Massimo ha trovato il modo di scivolare con la sua raffinata eleganza, in un fluxus di idee in continua evoluzione nel loro sviluppo, suggerendo e completando le proprie architetture, ricche di luci, di segni, in una iridescente e caleidoscopica creatività, formante un mosaico, affermazione di spontaneità, semplicità, in tempi in cui il linguaggio diventa sempre più complesso e lo sviluppo di una diversa articolazione, l’affrontare strade nuove, deve anche poter significare non dover, ad ogni costo, cancellare i legami con un luminoso passato. Un poeta è chiamato a ripercorrere le proprie esperienze.

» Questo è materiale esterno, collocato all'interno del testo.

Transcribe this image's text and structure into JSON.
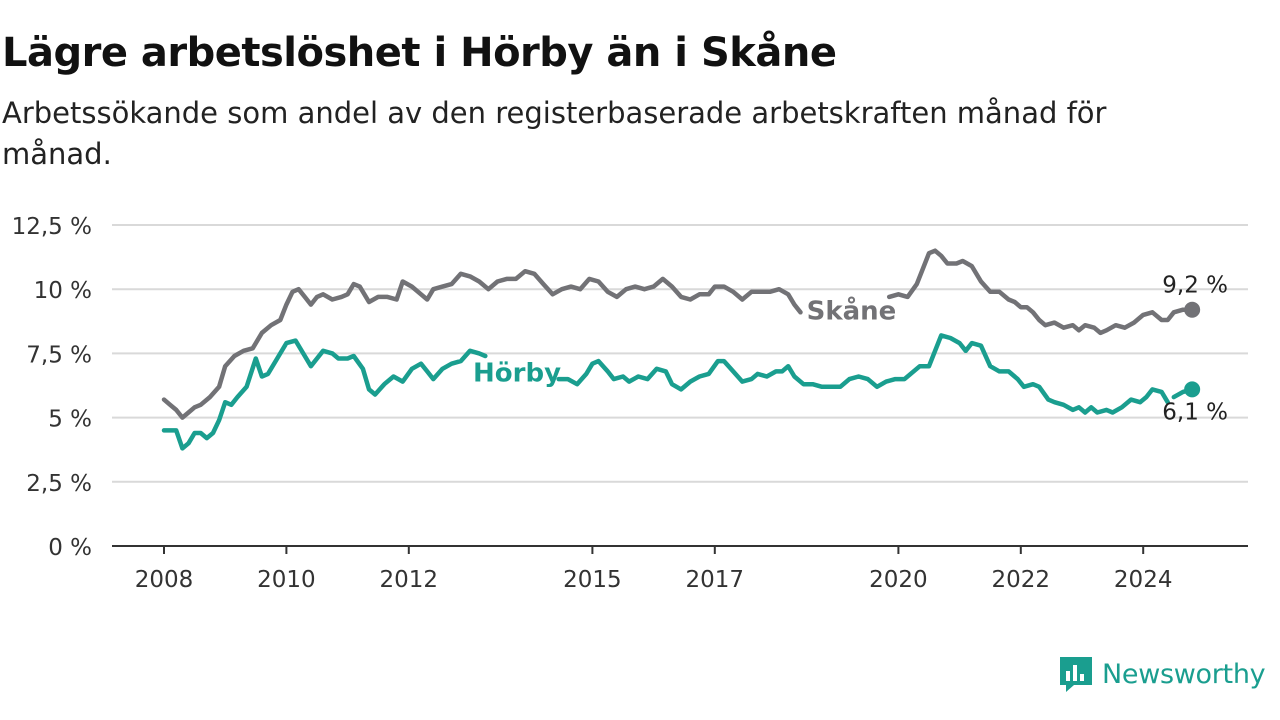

Poesia è conoscenza intima, un teatro dell’intimità con tante sue quinte mobili veloci e silenziose. Segrete figure e segreti che spesso abitano in fondo a noi, immagini abbreviate di vite vive ma anche di astri spenti, piccoli viventi e piccoli morti, che resistono in noi tenacemente o per sempre, spesso parole singole, lampi inspiegabili, unici, ma indelebili. E’ questo il goal di Diego Armando, è l’istante. Quell’istante che vale non per quello che seguirà o si prevede che segua, ma di per sé. “Pare che “istante” significhi qualche cosa di simile: ciò da cui qualche cosa muove…” (Platone: Parmenide 156d). Solo su questo assunto la discesa a rete di Maradona, fuori del tempo seppur velocissima, può trasformarsi in tema musicale, in un dolente ed ossessivo tango.
Fermo immagine: è l’istante dello sport, come quello dell’arte, della poesia, l’atto, la vita stessa nella sua pienezza, o, con linguaggio nietzschiano, il dionisiaco. Il punto di riferimento filosofico è pur sempre Bergson e la sua contrapposizione tra tempo-vissuto, tempo interiore e tempo-spazio, seguendo le cui tracce, sia tra le linee del rettangolo di gioco, o su di un palcoscenico, ascoltando il “Respiro dell’attore”, il suo ritmo, o su di un pentagramma o ancora su di un quadro, si gioca la partita della vita. Ci sono linee d’ombra, davanti alla quale si è attratti dall’incanto dell’esperienza universale da cui ci si attende di trovare una sensazione singolare o personale, un po’ di se stessi. Con le due attrici i musicisti: i titoli celeberrimi, da “Indifferentemente” a “Pigliate na’ pasticca”, sino alla più bella di tutte “Era de maggio”, con il trio interprete d’atmosfere e di emozioni, che ha saputo donare un prezioso talismano per farci procedere, attraverso piccole ebbrezze, profumate d’oriente, riproponendo insieme al verso di Massimo, non solo un mondo percettibile, bensì l’immagine profonda delle cose.